The United States Supreme Court struck down affirmative action in college admissions in a 6-3 decision on Thursday, blocking higher educational institutions from considering race in admissions decisions.

The centrality of race to the case prompted a war of words between the Court's two Black justices in their respective opinions, with each offering starkly different views of the role that race should play in decision-making by policymakers writ large.

In his own 57 page long concurring opinion, Associate Justice Clarence Thomas — a staunch conservative appointed by Republican President George H.W. Bush — argued that "all forms of discrimination based on race — including so-called affirmative action" are prohibited under the US Constitution, offering a full-throated defense "colorblindness" in the founding document.

At times, he also made direct criticisms' of the dissenting opinion put forward by Associate Justice Ketanji Brown Jackson, a liberal justice appointed to the court by President Joe Biden last year.

"As she sees things, we are all inexorably trapped in a fundamentally racist society, with the original sin of slavery and the historical subjugation of black Americans still determining our lives today," wrote Thomas.

"Worse still, Justice Jackson uses her broad observations about statistical relationships between race and select measures of health, wealth, and well-being to label all blacks as victims. Her desire to do so is unfathomable to me," Thomas later wrote. "I cannot deny the great accomplishments of black Americans, including those who succeeded despite long odds."

Thomas went on to argue that Jackson's "race-infused worldview falls flat at each step" and is "siloing us all into racial castes and pitting those castes against each other."

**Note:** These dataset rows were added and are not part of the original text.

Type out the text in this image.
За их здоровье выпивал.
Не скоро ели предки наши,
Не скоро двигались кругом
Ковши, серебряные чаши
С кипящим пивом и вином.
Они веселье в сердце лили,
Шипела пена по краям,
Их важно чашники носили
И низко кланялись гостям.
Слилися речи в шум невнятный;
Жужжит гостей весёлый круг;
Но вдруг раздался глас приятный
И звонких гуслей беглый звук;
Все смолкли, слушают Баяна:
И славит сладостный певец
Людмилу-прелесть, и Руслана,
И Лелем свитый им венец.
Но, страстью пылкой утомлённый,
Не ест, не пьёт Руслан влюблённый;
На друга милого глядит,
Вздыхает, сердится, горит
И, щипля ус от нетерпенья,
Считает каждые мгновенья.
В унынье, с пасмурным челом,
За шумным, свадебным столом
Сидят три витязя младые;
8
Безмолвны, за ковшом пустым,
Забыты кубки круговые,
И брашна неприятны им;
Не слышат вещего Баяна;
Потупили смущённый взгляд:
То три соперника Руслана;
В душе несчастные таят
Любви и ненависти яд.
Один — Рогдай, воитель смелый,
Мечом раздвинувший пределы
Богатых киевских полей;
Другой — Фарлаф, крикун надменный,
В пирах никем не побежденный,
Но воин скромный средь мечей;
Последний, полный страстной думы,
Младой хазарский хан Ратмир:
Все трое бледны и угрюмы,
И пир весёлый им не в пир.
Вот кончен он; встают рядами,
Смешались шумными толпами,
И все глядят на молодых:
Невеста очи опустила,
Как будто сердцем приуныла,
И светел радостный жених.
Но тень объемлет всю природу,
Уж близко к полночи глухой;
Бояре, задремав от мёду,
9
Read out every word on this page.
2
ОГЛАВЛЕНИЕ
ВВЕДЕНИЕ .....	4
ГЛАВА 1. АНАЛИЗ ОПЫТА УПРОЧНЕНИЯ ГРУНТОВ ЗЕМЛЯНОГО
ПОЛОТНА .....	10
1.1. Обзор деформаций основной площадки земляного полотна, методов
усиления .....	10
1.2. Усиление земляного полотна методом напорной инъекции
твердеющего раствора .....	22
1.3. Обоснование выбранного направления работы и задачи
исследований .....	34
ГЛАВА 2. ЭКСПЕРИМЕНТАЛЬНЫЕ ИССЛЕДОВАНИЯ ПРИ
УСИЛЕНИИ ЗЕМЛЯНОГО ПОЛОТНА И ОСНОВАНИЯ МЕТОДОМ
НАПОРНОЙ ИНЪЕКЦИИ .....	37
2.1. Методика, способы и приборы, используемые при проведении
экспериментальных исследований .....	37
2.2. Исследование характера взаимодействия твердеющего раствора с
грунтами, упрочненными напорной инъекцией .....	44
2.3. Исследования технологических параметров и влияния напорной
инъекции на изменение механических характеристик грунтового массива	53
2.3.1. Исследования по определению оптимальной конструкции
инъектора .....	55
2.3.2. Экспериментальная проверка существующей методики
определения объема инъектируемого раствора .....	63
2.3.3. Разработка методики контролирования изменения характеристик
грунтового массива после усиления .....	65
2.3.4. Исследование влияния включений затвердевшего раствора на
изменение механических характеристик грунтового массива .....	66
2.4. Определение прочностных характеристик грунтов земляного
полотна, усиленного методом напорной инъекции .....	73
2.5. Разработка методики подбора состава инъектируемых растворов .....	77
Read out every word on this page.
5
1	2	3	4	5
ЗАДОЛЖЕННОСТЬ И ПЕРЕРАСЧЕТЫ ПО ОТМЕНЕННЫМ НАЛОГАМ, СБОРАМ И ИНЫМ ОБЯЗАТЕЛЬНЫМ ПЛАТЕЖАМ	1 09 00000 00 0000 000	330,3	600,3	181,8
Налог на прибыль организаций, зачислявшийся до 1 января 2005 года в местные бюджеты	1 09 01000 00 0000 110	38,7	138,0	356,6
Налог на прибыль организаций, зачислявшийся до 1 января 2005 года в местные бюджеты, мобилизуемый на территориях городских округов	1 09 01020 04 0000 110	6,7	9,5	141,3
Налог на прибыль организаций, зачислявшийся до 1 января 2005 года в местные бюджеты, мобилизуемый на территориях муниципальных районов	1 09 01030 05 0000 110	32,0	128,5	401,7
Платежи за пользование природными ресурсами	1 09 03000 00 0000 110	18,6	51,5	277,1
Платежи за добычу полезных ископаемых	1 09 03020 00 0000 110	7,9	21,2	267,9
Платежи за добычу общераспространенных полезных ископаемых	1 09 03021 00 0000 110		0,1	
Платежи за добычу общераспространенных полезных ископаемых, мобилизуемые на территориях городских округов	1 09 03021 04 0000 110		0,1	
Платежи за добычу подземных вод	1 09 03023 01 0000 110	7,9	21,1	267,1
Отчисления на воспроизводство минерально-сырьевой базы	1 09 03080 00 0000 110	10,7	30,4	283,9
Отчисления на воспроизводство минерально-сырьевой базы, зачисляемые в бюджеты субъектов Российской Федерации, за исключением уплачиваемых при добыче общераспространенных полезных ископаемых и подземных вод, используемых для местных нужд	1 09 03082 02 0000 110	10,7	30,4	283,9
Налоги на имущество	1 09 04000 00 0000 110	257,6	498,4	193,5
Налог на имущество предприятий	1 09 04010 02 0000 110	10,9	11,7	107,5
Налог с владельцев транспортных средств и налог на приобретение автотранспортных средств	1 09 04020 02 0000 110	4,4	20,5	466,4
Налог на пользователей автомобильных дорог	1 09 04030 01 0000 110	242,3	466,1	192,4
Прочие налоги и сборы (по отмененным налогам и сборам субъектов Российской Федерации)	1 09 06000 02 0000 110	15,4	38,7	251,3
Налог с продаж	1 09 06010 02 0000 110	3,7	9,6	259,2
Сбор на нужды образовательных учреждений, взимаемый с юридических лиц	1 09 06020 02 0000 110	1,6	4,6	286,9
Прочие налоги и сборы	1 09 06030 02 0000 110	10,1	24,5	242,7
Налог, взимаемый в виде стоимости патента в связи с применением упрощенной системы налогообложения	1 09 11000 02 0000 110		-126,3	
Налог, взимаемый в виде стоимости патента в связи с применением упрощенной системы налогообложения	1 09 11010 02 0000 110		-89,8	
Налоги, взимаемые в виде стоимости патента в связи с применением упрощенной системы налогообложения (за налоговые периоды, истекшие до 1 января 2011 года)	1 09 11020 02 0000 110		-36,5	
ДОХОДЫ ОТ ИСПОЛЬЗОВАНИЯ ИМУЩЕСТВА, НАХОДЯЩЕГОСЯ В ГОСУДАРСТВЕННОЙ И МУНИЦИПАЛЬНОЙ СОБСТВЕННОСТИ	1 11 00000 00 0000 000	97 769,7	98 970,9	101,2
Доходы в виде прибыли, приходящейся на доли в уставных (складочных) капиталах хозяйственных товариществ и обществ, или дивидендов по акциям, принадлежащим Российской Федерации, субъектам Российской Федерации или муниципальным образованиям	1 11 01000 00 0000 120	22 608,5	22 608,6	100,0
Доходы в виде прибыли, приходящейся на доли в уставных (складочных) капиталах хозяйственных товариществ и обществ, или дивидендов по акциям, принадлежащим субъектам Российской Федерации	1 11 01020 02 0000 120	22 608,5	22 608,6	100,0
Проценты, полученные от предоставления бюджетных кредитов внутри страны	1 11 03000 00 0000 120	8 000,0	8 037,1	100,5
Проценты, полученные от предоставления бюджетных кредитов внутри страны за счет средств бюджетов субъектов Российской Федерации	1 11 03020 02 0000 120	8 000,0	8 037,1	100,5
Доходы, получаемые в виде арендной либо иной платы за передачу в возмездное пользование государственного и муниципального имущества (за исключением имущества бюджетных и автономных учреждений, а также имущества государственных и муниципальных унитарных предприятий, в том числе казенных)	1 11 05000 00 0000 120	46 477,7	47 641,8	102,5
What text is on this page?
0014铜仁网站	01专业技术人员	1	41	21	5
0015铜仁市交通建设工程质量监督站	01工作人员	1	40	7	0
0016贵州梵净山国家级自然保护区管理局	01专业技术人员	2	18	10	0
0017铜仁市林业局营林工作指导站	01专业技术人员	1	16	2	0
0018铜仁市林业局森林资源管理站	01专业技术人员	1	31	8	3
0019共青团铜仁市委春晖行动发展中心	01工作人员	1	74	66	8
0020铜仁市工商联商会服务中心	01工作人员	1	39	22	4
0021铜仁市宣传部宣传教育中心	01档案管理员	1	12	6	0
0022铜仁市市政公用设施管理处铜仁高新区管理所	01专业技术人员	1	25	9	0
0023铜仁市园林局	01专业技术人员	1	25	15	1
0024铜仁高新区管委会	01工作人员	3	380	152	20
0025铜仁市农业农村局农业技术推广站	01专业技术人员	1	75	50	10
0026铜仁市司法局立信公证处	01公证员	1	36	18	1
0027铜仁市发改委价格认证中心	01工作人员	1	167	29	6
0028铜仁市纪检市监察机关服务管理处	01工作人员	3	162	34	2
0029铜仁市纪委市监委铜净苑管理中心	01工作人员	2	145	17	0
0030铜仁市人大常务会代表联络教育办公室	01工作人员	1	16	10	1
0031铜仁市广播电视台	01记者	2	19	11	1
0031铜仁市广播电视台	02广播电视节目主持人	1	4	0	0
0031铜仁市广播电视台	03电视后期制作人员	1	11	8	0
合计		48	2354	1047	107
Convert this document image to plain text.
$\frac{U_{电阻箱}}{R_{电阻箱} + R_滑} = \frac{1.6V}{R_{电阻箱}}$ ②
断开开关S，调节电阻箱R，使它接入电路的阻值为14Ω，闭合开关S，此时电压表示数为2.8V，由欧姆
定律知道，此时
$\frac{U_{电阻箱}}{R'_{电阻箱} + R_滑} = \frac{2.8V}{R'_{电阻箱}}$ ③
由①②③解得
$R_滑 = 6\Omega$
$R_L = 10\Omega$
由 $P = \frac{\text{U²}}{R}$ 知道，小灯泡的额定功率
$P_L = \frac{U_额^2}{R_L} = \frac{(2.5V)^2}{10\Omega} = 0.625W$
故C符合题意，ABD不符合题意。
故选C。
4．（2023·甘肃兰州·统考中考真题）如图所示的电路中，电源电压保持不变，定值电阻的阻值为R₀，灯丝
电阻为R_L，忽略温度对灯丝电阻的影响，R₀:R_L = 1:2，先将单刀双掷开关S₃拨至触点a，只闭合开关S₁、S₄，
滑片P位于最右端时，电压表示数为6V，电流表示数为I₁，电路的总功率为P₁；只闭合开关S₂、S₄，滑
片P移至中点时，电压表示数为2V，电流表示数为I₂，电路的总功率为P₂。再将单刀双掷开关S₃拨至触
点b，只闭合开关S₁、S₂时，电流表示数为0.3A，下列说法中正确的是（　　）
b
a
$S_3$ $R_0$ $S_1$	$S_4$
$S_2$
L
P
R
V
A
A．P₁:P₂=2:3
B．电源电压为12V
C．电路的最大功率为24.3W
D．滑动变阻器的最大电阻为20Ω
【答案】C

'An obsession with race consciousness'

Jackson's own 29-page dissent is dedicated to explaining the "universal benefits of considering race" in higher education, arguing that such considerations are important due to the "intergenerational transmission of inequality" that originated with slavery and continued through subsequent government policies in the decades since then.

"Given our history, the origin of persistent race-linked gaps should be no mystery," Jackson wrote. "History speaks. In some form, it can be heard forever. The race-based gaps that first developed centuries ago are echoes from the past that still exist today. By all accounts, they are still stark."

She also defended the admissions process at the University of North Carolina, noting that applicants' disclosure of their race on admissions forms is voluntary while lauding the institution for embracing "its constitutional obligation to afford genuine equal protection to applicants."

And in a footnote to her dissent, Jackson responded to Thomas' lengthy arguments against her own opinion.

She accused Thomas of demonstrating in his opinion an "obsession with race consciousness that far outstrips my or UNC's holistic understanding that race can be a factor that affects applicants' unique life experiences."

"Justice Thomas ignites too many more straw men to list, or fully extinguish, here," Jackson wrote. "The takeaway is that those who demand that no one think about race (a classic pink-elephant paradox) refuse to see, much less solve for, the elephant in the room— the race-linked disparities that continue to impede achievement of our great Nation's full potential."

She concluded by arguing that proponents of colorblindness "prevent our problem-solving institutions from directly addressing the real import and impact" of racism and are "deterring our collective progression toward becoming a society where race no longer matters."